The best resource for logo design, no matter the free advertising here, is www.logopond.com. It’s the best place for logos on the Earth! I love the connection between the experts from this field there. Because of that bond, you can see their best work!
Of course, the amount of design blogs and forums gets bigger and bigger every day and I think it’s good for the business. It becomes one big ‘megasource’ of inspiration! Beside the internet, books and magazines are great sources as well, although those can’t be updated so fast because of the speed of designer popularity growth and speed of creation. When it comes to creative blocks, experts say that you have to find the reasons that are creating them! I think that gaining knowledge and experience through staying informed, researching, playing and practicing can soften those reasons down.
What are your plans for the near future and where do you see yourself in 10 years time?
My short term plans are to finally finish two of personal and most important projects. The one is reconstruction of the company’s site (www.artra.hr) and the other is personal freelance portfolio (www.type08.com). This way I’ll work even more on the quality of domestic and international communication.
Middle term plan includes gaining more work and empowering my position in this area. I also have some books on my mind, but you’ll get more info about those projects on my sites. But 10 years from now I would really love to form a strong services providing crew that could deliver the final product, no matter the form of it.

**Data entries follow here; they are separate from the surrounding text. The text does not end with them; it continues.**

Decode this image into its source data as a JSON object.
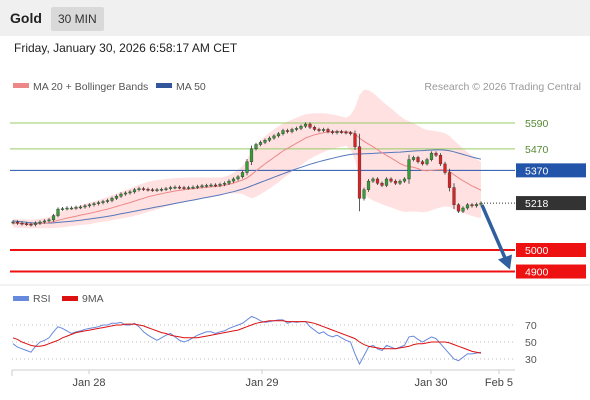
{
  "header": {
    "instrument": "Gold",
    "timeframe": "30 MIN",
    "datetime": "Friday, January 30, 2026 6:58:17 AM CET"
  },
  "legend": {
    "ma20": "MA 20 + Bollinger Bands",
    "ma50": "MA 50",
    "credit": "Research © 2026 Trading Central",
    "rsi": "RSI",
    "rsi_ma": "9MA"
  },
  "colors": {
    "candle_up": "#33a033",
    "candle_down": "#dd2222",
    "bollinger_fill": "#ffdede",
    "ma20": "#ee8888",
    "ma50": "#5577bb",
    "level_green": "#99cc66",
    "level_blue": "#2255aa",
    "level_red": "#ee1111",
    "current_tag": "#333333",
    "arrow": "#2f5f9f",
    "rsi": "#6688dd",
    "rsi_ma": "#dd1111"
  },
  "chart_data": [
    {
      "type": "candlestick",
      "y_range": [
        4860,
        5700
      ],
      "x_labels": [
        "Jan 28",
        "Jan 29",
        "Jan 30",
        "Feb 5"
      ],
      "levels": [
        {
          "value": 5590,
          "label": "5590",
          "kind": "green"
        },
        {
          "value": 5470,
          "label": "5470",
          "kind": "green"
        },
        {
          "value": 5370,
          "label": "5370",
          "kind": "blue"
        },
        {
          "value": 5218,
          "label": "5218",
          "kind": "current"
        },
        {
          "value": 5000,
          "label": "5000",
          "kind": "red"
        },
        {
          "value": 4900,
          "label": "4900",
          "kind": "red"
        }
      ],
      "closes": [
        5130,
        5125,
        5122,
        5120,
        5118,
        5125,
        5130,
        5135,
        5140,
        5160,
        5190,
        5192,
        5195,
        5195,
        5198,
        5200,
        5205,
        5210,
        5215,
        5220,
        5225,
        5230,
        5240,
        5250,
        5260,
        5265,
        5270,
        5280,
        5285,
        5282,
        5280,
        5278,
        5280,
        5282,
        5285,
        5290,
        5292,
        5290,
        5288,
        5290,
        5292,
        5295,
        5298,
        5300,
        5302,
        5300,
        5305,
        5310,
        5320,
        5330,
        5340,
        5360,
        5410,
        5470,
        5490,
        5500,
        5510,
        5520,
        5530,
        5540,
        5555,
        5550,
        5560,
        5565,
        5575,
        5585,
        5570,
        5560,
        5555,
        5560,
        5550,
        5545,
        5550,
        5548,
        5545,
        5540,
        5480,
        5240,
        5280,
        5320,
        5330,
        5310,
        5300,
        5330,
        5320,
        5310,
        5320,
        5330,
        5420,
        5430,
        5410,
        5400,
        5420,
        5450,
        5440,
        5400,
        5360,
        5290,
        5210,
        5180,
        5195,
        5210,
        5205,
        5212,
        5218
      ],
      "ma20": [
        5125,
        5124,
        5123,
        5122,
        5121,
        5122,
        5123,
        5125,
        5127,
        5132,
        5138,
        5143,
        5148,
        5153,
        5157,
        5162,
        5166,
        5170,
        5175,
        5180,
        5185,
        5190,
        5196,
        5202,
        5208,
        5214,
        5220,
        5227,
        5234,
        5240,
        5247,
        5252,
        5257,
        5261,
        5266,
        5270,
        5274,
        5277,
        5280,
        5283,
        5285,
        5287,
        5289,
        5291,
        5293,
        5295,
        5297,
        5300,
        5305,
        5311,
        5318,
        5325,
        5335,
        5350,
        5367,
        5384,
        5400,
        5415,
        5430,
        5445,
        5460,
        5472,
        5484,
        5496,
        5508,
        5520,
        5528,
        5535,
        5540,
        5545,
        5548,
        5549,
        5550,
        5550,
        5549,
        5547,
        5540,
        5520,
        5505,
        5492,
        5480,
        5467,
        5452,
        5440,
        5428,
        5415,
        5402,
        5392,
        5388,
        5384,
        5378,
        5370,
        5368,
        5370,
        5372,
        5373,
        5372,
        5365,
        5350,
        5335,
        5322,
        5310,
        5298,
        5288,
        5278
      ],
      "ma50": [
        5135,
        5133,
        5131,
        5129,
        5127,
        5126,
        5125,
        5125,
        5125,
        5126,
        5128,
        5130,
        5132,
        5134,
        5136,
        5138,
        5141,
        5144,
        5147,
        5150,
        5153,
        5156,
        5160,
        5164,
        5168,
        5172,
        5176,
        5180,
        5184,
        5188,
        5192,
        5196,
        5200,
        5204,
        5208,
        5212,
        5216,
        5220,
        5224,
        5228,
        5232,
        5236,
        5240,
        5244,
        5248,
        5252,
        5256,
        5261,
        5266,
        5271,
        5277,
        5283,
        5290,
        5298,
        5306,
        5314,
        5322,
        5330,
        5338,
        5346,
        5354,
        5362,
        5370,
        5377,
        5384,
        5391,
        5398,
        5404,
        5410,
        5416,
        5421,
        5426,
        5431,
        5436,
        5440,
        5444,
        5446,
        5446,
        5447,
        5448,
        5449,
        5450,
        5451,
        5452,
        5453,
        5454,
        5455,
        5456,
        5458,
        5460,
        5461,
        5462,
        5463,
        5464,
        5465,
        5465,
        5464,
        5461,
        5456,
        5450,
        5444,
        5438,
        5432,
        5427,
        5422
      ],
      "bb_width": [
        20,
        20,
        20,
        20,
        20,
        20,
        22,
        24,
        26,
        30,
        35,
        38,
        40,
        42,
        44,
        46,
        48,
        50,
        50,
        52,
        54,
        56,
        58,
        60,
        62,
        64,
        66,
        68,
        70,
        70,
        70,
        70,
        68,
        66,
        64,
        62,
        60,
        58,
        56,
        54,
        52,
        50,
        48,
        46,
        44,
        42,
        40,
        40,
        42,
        48,
        55,
        65,
        85,
        110,
        120,
        125,
        128,
        130,
        130,
        130,
        128,
        125,
        122,
        118,
        115,
        110,
        105,
        100,
        95,
        90,
        85,
        80,
        75,
        70,
        65,
        80,
        120,
        200,
        240,
        250,
        250,
        245,
        240,
        235,
        230,
        225,
        220,
        215,
        210,
        205,
        200,
        195,
        190,
        185,
        180,
        175,
        170,
        165,
        160,
        155,
        150,
        145,
        140,
        135,
        130
      ]
    },
    {
      "type": "line",
      "title": "RSI",
      "y_range": [
        20,
        85
      ],
      "y_ticks": [
        70,
        50,
        30
      ],
      "x_labels": [
        "Jan 28",
        "Jan 29",
        "Jan 30",
        "Feb 5"
      ],
      "series": [
        {
          "name": "RSI",
          "values": [
            48,
            44,
            42,
            40,
            38,
            45,
            50,
            52,
            55,
            62,
            68,
            66,
            63,
            60,
            62,
            63,
            65,
            66,
            67,
            68,
            70,
            70,
            72,
            72,
            73,
            70,
            70,
            72,
            68,
            62,
            58,
            55,
            52,
            55,
            58,
            60,
            56,
            52,
            50,
            52,
            55,
            58,
            60,
            62,
            62,
            60,
            62,
            63,
            66,
            68,
            70,
            72,
            76,
            80,
            78,
            75,
            73,
            74,
            75,
            76,
            76,
            72,
            74,
            73,
            74,
            74,
            68,
            64,
            60,
            62,
            58,
            56,
            58,
            55,
            52,
            50,
            36,
            24,
            34,
            44,
            46,
            42,
            40,
            46,
            44,
            42,
            44,
            46,
            56,
            57,
            53,
            50,
            53,
            56,
            54,
            48,
            42,
            36,
            30,
            28,
            32,
            36,
            36,
            37,
            38
          ]
        },
        {
          "name": "9MA",
          "values": [
            55,
            53,
            50,
            48,
            46,
            45,
            45,
            46,
            48,
            50,
            52,
            55,
            57,
            59,
            61,
            62,
            63,
            64,
            65,
            66,
            67,
            68,
            69,
            70,
            70,
            71,
            71,
            71,
            70,
            69,
            67,
            65,
            63,
            61,
            60,
            58,
            57,
            56,
            55,
            55,
            55,
            55,
            56,
            57,
            58,
            59,
            60,
            61,
            62,
            63,
            64,
            66,
            68,
            70,
            72,
            73,
            74,
            75,
            75,
            75,
            75,
            74,
            74,
            74,
            74,
            74,
            73,
            72,
            70,
            68,
            66,
            64,
            62,
            60,
            58,
            56,
            54,
            50,
            47,
            45,
            44,
            43,
            42,
            42,
            42,
            42,
            43,
            44,
            45,
            47,
            48,
            48,
            49,
            50,
            50,
            50,
            50,
            49,
            47,
            45,
            43,
            41,
            39,
            38,
            37
          ]
        }
      ]
    }
  ]
}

I’ve already outsourced and connected a small army of 25 people: together we deliver the final products for most of our projects (that includes presentations, education, consulting, print, interior and exterior project realization, event management, etc) but making that number closer to a 100 in the next 10 years is my goal. There’s nothing more sweet than offering the ‘whole package’ to your client, from the concept phases to realization/production ones.
Lastly, what advice would you give to an aspiring logo designer? And any last words?
Read this article! Just kidding. Be well informed. Practice a lot. Be patient. A lot of designers will tease you of not having the ‘real’ projects! Who cares. Play with design. Have fun. Form your portfolio of experiment work. Communicate. Show and practice your skills. After some time you’ll be the one that is laughing!